Upon graduating from the University of Texas at Austin, I sought ways to give back and uplift my intersecting communities throughout my corporate career in the financial services, telecommunications and hospitality industries. I have worked in a number of functional business areas, including multicultural marketing, community relations, human resources, corporate social responsibility and diversity and inclusion. I have been intentional about aligning my personal values with meaningful work experiences that would not only add value for the company I support but to the diverse communities that I represent.

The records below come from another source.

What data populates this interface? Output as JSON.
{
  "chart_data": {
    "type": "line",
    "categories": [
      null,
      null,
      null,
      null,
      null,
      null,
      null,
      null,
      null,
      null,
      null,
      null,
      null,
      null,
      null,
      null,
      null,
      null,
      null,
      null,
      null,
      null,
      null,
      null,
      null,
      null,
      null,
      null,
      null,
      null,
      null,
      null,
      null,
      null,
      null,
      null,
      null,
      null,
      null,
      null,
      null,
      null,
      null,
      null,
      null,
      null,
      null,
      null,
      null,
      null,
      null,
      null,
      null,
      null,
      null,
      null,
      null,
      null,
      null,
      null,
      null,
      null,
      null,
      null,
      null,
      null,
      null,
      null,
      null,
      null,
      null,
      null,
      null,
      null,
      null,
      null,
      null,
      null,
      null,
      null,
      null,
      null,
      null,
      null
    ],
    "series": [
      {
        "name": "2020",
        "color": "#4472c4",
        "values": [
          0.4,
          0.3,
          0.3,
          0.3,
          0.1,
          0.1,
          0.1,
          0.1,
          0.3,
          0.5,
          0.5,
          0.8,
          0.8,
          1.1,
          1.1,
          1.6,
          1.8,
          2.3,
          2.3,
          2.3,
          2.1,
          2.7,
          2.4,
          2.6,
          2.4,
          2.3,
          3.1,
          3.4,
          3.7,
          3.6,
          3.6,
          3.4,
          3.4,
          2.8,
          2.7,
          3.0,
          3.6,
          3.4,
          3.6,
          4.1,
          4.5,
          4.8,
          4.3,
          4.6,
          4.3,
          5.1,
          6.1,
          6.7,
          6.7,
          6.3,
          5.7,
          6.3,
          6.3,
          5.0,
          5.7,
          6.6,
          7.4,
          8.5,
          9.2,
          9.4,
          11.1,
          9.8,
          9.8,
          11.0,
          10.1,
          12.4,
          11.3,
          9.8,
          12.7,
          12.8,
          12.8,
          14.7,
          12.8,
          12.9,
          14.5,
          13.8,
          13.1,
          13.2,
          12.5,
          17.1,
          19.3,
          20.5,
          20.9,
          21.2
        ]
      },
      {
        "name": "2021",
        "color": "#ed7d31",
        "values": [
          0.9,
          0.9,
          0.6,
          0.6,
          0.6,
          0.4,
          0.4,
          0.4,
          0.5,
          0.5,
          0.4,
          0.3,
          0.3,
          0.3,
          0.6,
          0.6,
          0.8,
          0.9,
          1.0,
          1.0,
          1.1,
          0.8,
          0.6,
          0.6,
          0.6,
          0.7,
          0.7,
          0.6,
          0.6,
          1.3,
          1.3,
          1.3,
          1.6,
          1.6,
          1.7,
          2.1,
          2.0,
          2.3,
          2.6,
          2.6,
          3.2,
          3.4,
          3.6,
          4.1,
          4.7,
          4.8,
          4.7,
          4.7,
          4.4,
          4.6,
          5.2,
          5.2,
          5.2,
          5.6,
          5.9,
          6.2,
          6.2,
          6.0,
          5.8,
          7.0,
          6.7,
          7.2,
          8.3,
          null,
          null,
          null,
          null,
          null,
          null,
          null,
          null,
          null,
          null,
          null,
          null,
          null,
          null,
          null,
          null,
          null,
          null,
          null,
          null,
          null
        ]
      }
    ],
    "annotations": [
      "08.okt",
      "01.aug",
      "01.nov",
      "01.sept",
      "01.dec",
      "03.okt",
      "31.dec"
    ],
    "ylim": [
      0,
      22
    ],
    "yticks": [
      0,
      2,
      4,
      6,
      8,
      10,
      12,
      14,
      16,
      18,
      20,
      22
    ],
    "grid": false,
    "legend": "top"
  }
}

As a gay Latino entering a corporate environment, I didn’t always see myself reflected in the workforce, especially at senior levels. It was difficult to locate and connect with mentors and role models who shared my background and experiences. As a result, I didn’t always feel seen, heard, valued or respected. As I navigated the corporate ladder, I learned how to assert my individuality — and soon realized my unique perspectives were valuable to the company.
Through the guidance of senior-level mentors, sponsors and allies within my organizations and Latino leaders from other companies, I was able to realize my potential in a corporate leadership role. Having been selectively ‘out’ for most of my professional career, after joining Hilton I decided to live openly at work and have been using my position to create positive change and advocate for all communities. It has been not only liberating but also rewarding to live my truth and leverage those points of difference to benefit my employer and my communities.